In sum, statutory language and legislative history belie the notion that Domestic Relations Law § 117 (2) (a) is dependent on EPTL 3-3.3 for its meaning and effect. Clair Manning’s children should not take under section 117 (2) (a) except to the extent that two of them are the named beneficiaries of specific bequests; they should not take under EPTL 3-3.3 because their father was not adopted by any of the limited categories of close kindred specified in Domestic Relations Law § 117 (2) (b). Accordingly, I would affirm the order of the Appellate Division.
Chief Judge Kaye and Judges G.B. Smith, Ciparick, Graffeo and R.S. Smith concur with Judge Rosenblatt; Judge Read dissents and votes to affirm in a separate opinion.
Order reversed, with costs to all parties appearing separately and filing separate briefs payable out of the estate, and matter remitted to Surrogate’s Court, Steuben County, for further proceedings in accordance with the opinion herein.

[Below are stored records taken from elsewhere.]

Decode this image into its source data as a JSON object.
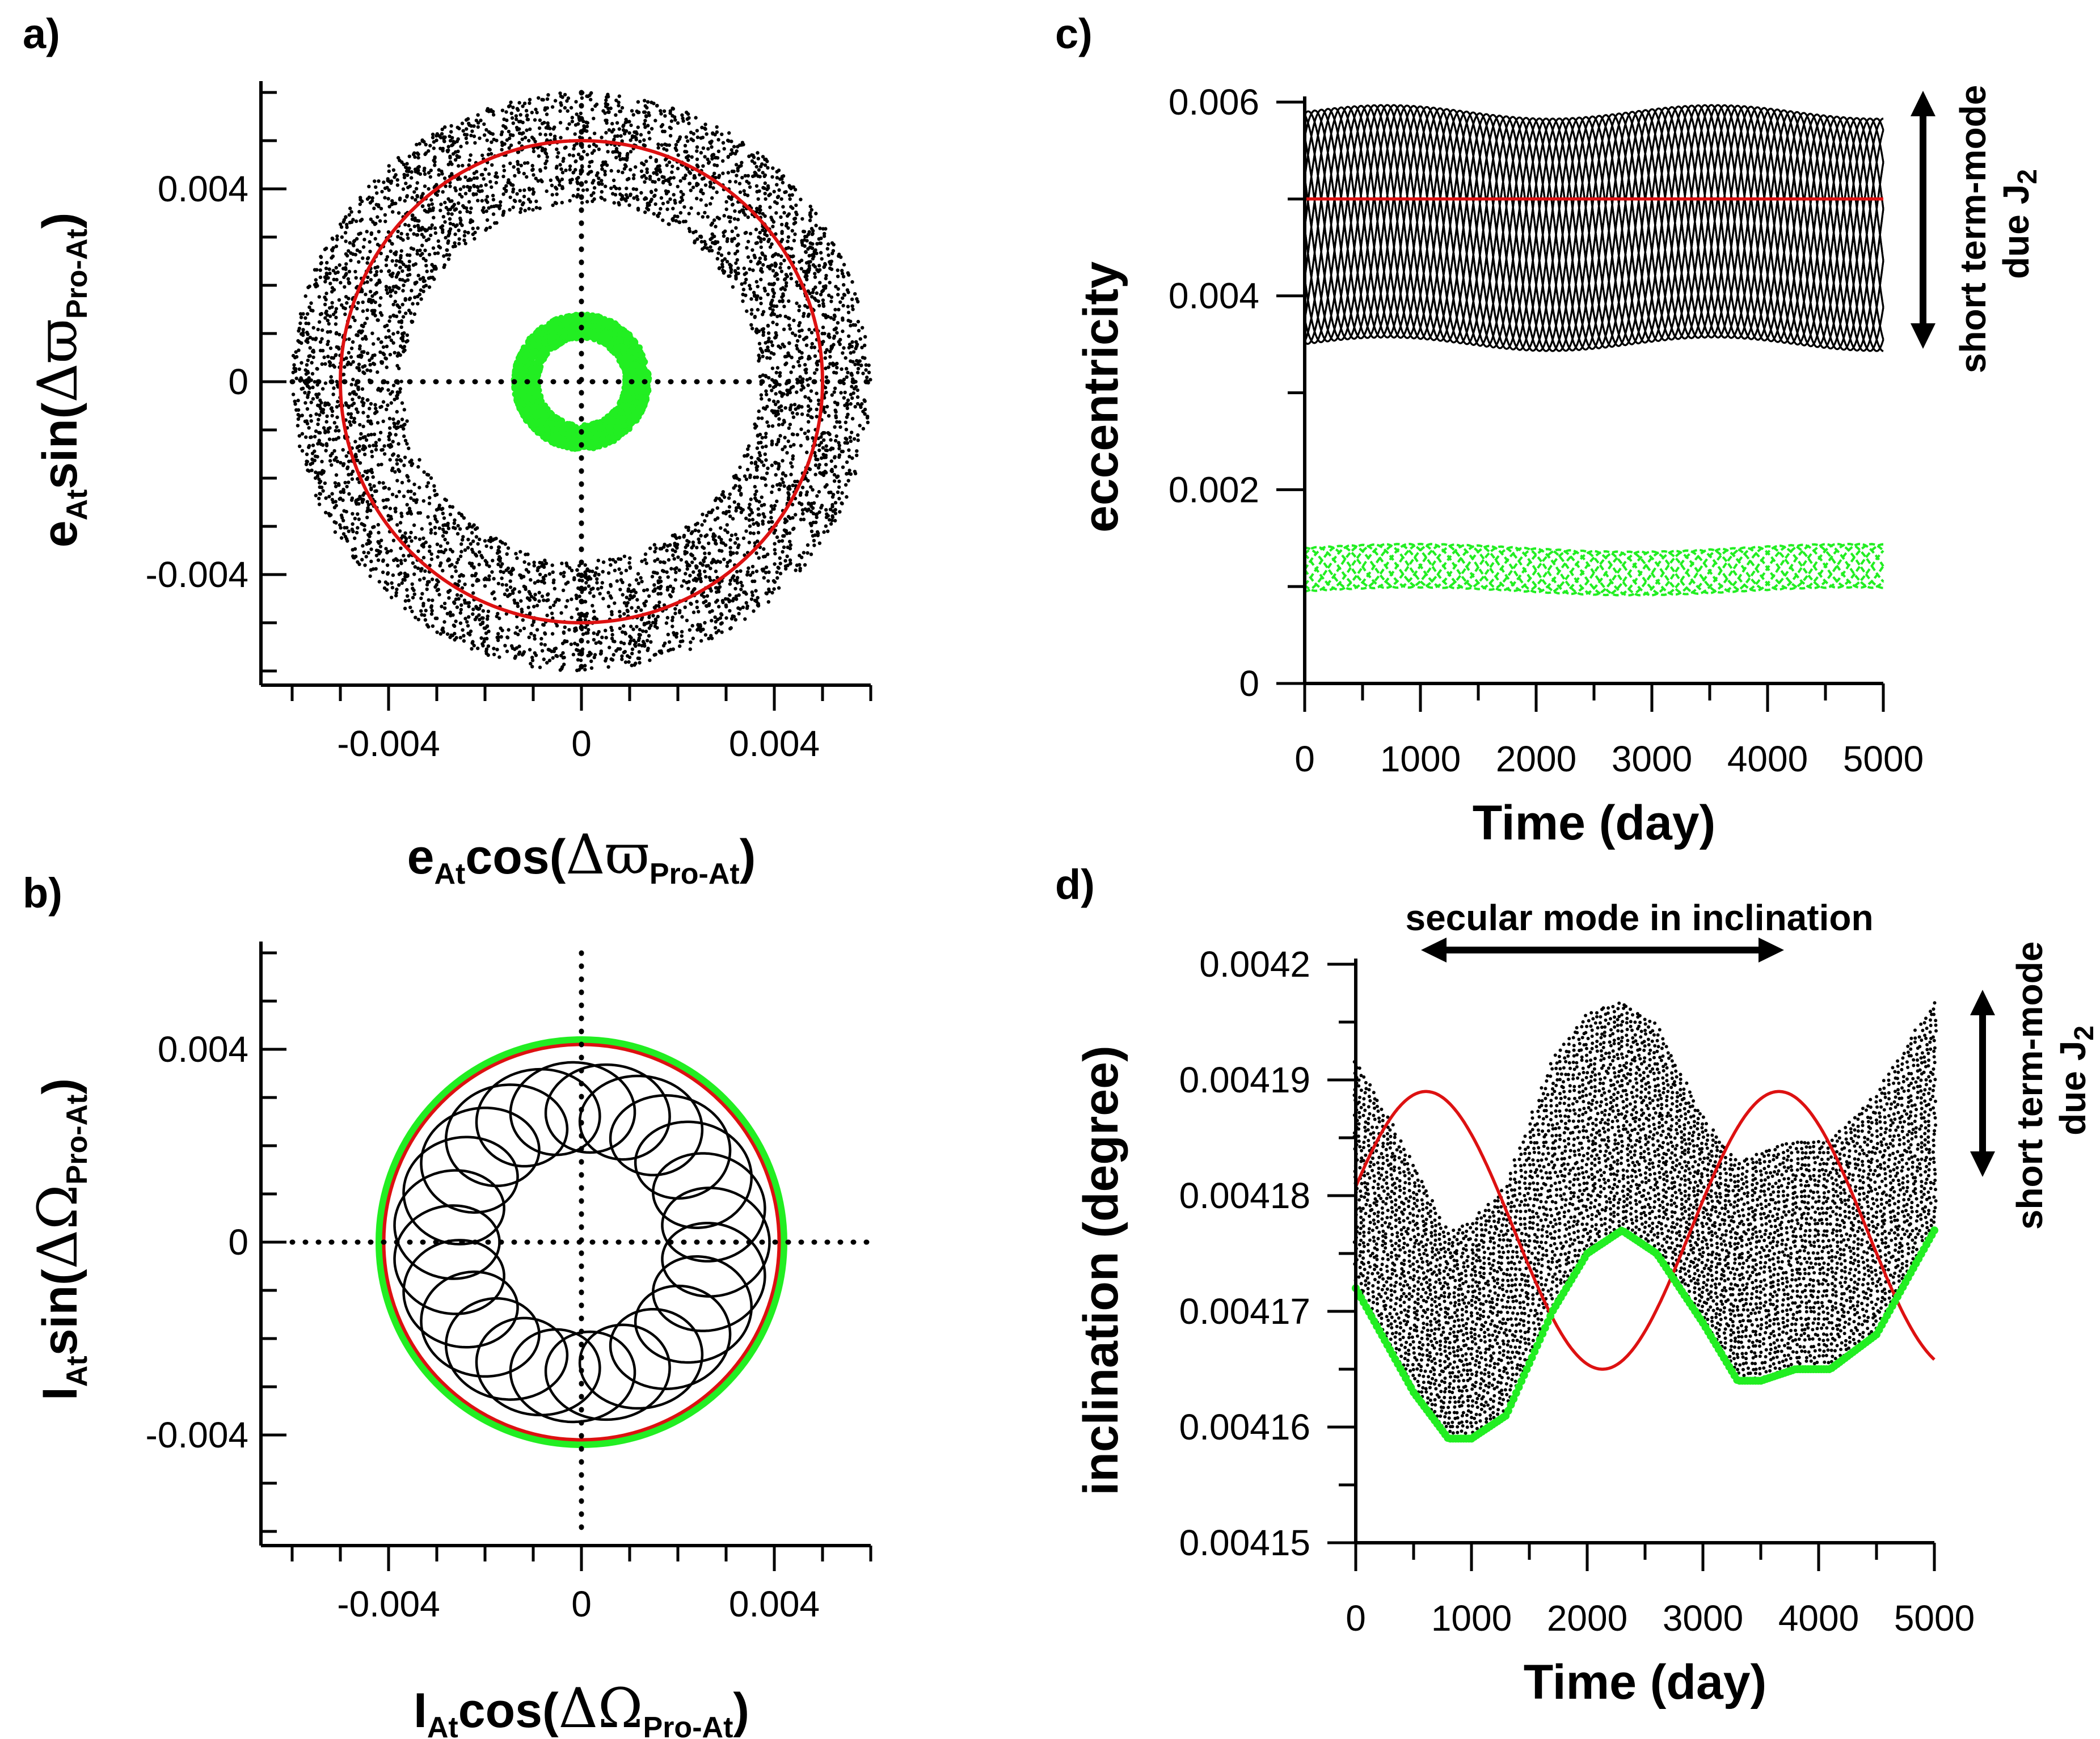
{
  "colors": {
    "black": "#000000",
    "red": "#dd1111",
    "green": "#22ee22"
  },
  "panels": {
    "a": {
      "label": "a)",
      "xlabel": {
        "main": "e",
        "sub": "At",
        "mid": "cos(",
        "greek": "Δϖ",
        "gsub": "Pro-At",
        "end": ")"
      },
      "ylabel": {
        "main": "e",
        "sub": "At",
        "mid": "sin(",
        "greek": "Δϖ",
        "gsub": "Pro-At",
        "end": ")"
      }
    },
    "b": {
      "label": "b)",
      "xlabel": {
        "main": "I",
        "sub": "At",
        "mid": "cos(",
        "greek": "ΔΩ",
        "gsub": "Pro-At",
        "end": ")"
      },
      "ylabel": {
        "main": "I",
        "sub": "At",
        "mid": "sin(",
        "greek": "ΔΩ",
        "gsub": "Pro-At",
        "end": ")"
      }
    },
    "c": {
      "label": "c)",
      "xlabel": "Time (day)",
      "ylabel": "eccentricity",
      "annotation": {
        "text": "short term-mode",
        "text2": "due J",
        "sub": "2"
      }
    },
    "d": {
      "label": "d)",
      "xlabel": "Time (day)",
      "ylabel": "inclination (degree)",
      "annotation_top": "secular mode in inclination",
      "annotation": {
        "text": "short term-mode",
        "text2": "due J",
        "sub": "2"
      }
    }
  },
  "chart_data": [
    {
      "id": "a",
      "type": "scatter",
      "xlim": [
        -0.006,
        0.006
      ],
      "ylim": [
        -0.006,
        0.006
      ],
      "xticks": [
        -0.004,
        0,
        0.004
      ],
      "xtick_labels": [
        "-0.004",
        "0",
        "0.004"
      ],
      "yticks": [
        -0.004,
        0,
        0.004
      ],
      "ytick_labels": [
        "-0.004",
        "0",
        "0.004"
      ],
      "grid": false,
      "series": [
        {
          "kind": "annulus",
          "color": "black",
          "r_inner": 0.0037,
          "r_outer": 0.006
        },
        {
          "kind": "circle",
          "color": "red",
          "r": 0.005
        },
        {
          "kind": "annulus",
          "color": "green",
          "r_inner": 0.0009,
          "r_outer": 0.0014
        }
      ]
    },
    {
      "id": "b",
      "type": "scatter",
      "xlim": [
        -0.006,
        0.006
      ],
      "ylim": [
        -0.006,
        0.006
      ],
      "xticks": [
        -0.004,
        0,
        0.004
      ],
      "xtick_labels": [
        "-0.004",
        "0",
        "0.004"
      ],
      "yticks": [
        -0.004,
        0,
        0.004
      ],
      "ytick_labels": [
        "-0.004",
        "0",
        "0.004"
      ],
      "grid": false,
      "series": [
        {
          "kind": "circle",
          "color": "green",
          "r": 0.0042
        },
        {
          "kind": "circle",
          "color": "red",
          "r": 0.0041
        },
        {
          "kind": "epicycle",
          "color": "black",
          "R": 0.0028,
          "r": 0.0011,
          "loops": 23
        }
      ]
    },
    {
      "id": "c",
      "type": "line",
      "xlim": [
        0,
        5000
      ],
      "ylim": [
        0,
        0.006
      ],
      "xticks": [
        0,
        1000,
        2000,
        3000,
        4000,
        5000
      ],
      "xtick_labels": [
        "0",
        "1000",
        "2000",
        "3000",
        "4000",
        "5000"
      ],
      "yticks": [
        0,
        0.002,
        0.004,
        0.006
      ],
      "ytick_labels": [
        "0",
        "0.002",
        "0.004",
        "0.006"
      ],
      "grid": false,
      "series": [
        {
          "kind": "band",
          "color": "black",
          "x": [
            0,
            5000
          ],
          "lower": 0.0035,
          "upper": 0.0059
        },
        {
          "kind": "line",
          "color": "red",
          "x": [
            0,
            5000
          ],
          "y": [
            0.005,
            0.005
          ]
        },
        {
          "kind": "band",
          "color": "green",
          "x": [
            0,
            5000
          ],
          "lower": 0.00095,
          "upper": 0.0014
        }
      ]
    },
    {
      "id": "d",
      "type": "line",
      "xlim": [
        0,
        5000
      ],
      "ylim": [
        0.00415,
        0.0042
      ],
      "xticks": [
        0,
        1000,
        2000,
        3000,
        4000,
        5000
      ],
      "xtick_labels": [
        "0",
        "1000",
        "2000",
        "3000",
        "4000",
        "5000"
      ],
      "yticks": [
        0.00415,
        0.00416,
        0.00417,
        0.00418,
        0.00419,
        0.0042
      ],
      "ytick_labels": [
        "0.00415",
        "0.00416",
        "0.00417",
        "0.00418",
        "0.00419",
        "0.0042"
      ],
      "grid": false,
      "series": [
        {
          "kind": "band",
          "color": "black",
          "x": [
            0,
            500,
            800,
            1000,
            1300,
            1700,
            2000,
            2300,
            2600,
            3000,
            3300,
            3500,
            3800,
            4100,
            4500,
            5000
          ],
          "upper": [
            0.004192,
            0.004183,
            0.004177,
            0.004178,
            0.004181,
            0.004192,
            0.004196,
            0.004197,
            0.004195,
            0.004187,
            0.004183,
            0.004184,
            0.004185,
            0.004185,
            0.004189,
            0.004197
          ],
          "lower": [
            0.004172,
            0.004163,
            0.004159,
            0.004159,
            0.004161,
            0.00417,
            0.004175,
            0.004177,
            0.004175,
            0.004169,
            0.004164,
            0.004164,
            0.004165,
            0.004165,
            0.004168,
            0.004177
          ]
        },
        {
          "kind": "line",
          "color": "red",
          "x": [
            0,
            300,
            600,
            900,
            1200,
            1500,
            1800,
            2100,
            2400,
            2700,
            3000,
            3300,
            3600,
            3900,
            4200,
            4500,
            4800,
            5000
          ],
          "y": [
            0.00418,
            0.004186,
            0.004189,
            0.004187,
            0.00418,
            0.004172,
            0.004167,
            0.004165,
            0.004168,
            0.004175,
            0.004183,
            0.004188,
            0.004189,
            0.004186,
            0.004179,
            0.004172,
            0.004167,
            0.004165
          ]
        },
        {
          "kind": "line",
          "color": "green",
          "x": [
            0,
            500,
            800,
            1000,
            1300,
            1700,
            2000,
            2300,
            2600,
            3000,
            3300,
            3500,
            3800,
            4100,
            4500,
            5000
          ],
          "y": [
            0.004172,
            0.004163,
            0.004159,
            0.004159,
            0.004161,
            0.00417,
            0.004175,
            0.004177,
            0.004175,
            0.004169,
            0.004164,
            0.004164,
            0.004165,
            0.004165,
            0.004168,
            0.004177
          ]
        }
      ]
    }
  ]
}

. The Law Revision Commission’s 1985 bill (see 1985 NY Senate-Assembly Bill S 5535, A 7455) on this topic, like the vetoed 1984 bill, applied both to intestacy and to class gifts under testamentary and inter vivos instruments. This bill was never acted on in either house.

. This was the language that caused the lower courts in Best to conclude that the rights of an adopted-out child were terminated only with respect to intestate descent and distribution, and not under a will or inter vivos instrument. Most of this language in former subdivision (2)/new subdivision (1) (h) was deleted in the bill subsequently enacted as chapter 408 of the Laws of 1986.

. Section 14 of the Uniform Adoption Act provides that adoption decrees generally
“terminate all legal relationships between the adopted individual and his relatives, including his natural parents, so that the adopted individual thereafter is a stranger to his former relatives *46for all purposes including inheritance and the interpretation or construction of documents, statutes, and instruments, whether executed before or after the adoption is decreed, which do not expressly include the individual by name or by some designation not based on a parent and child or blood relationship” (Uniform Adoption Act § 14 [a] [1] [emphasis added]).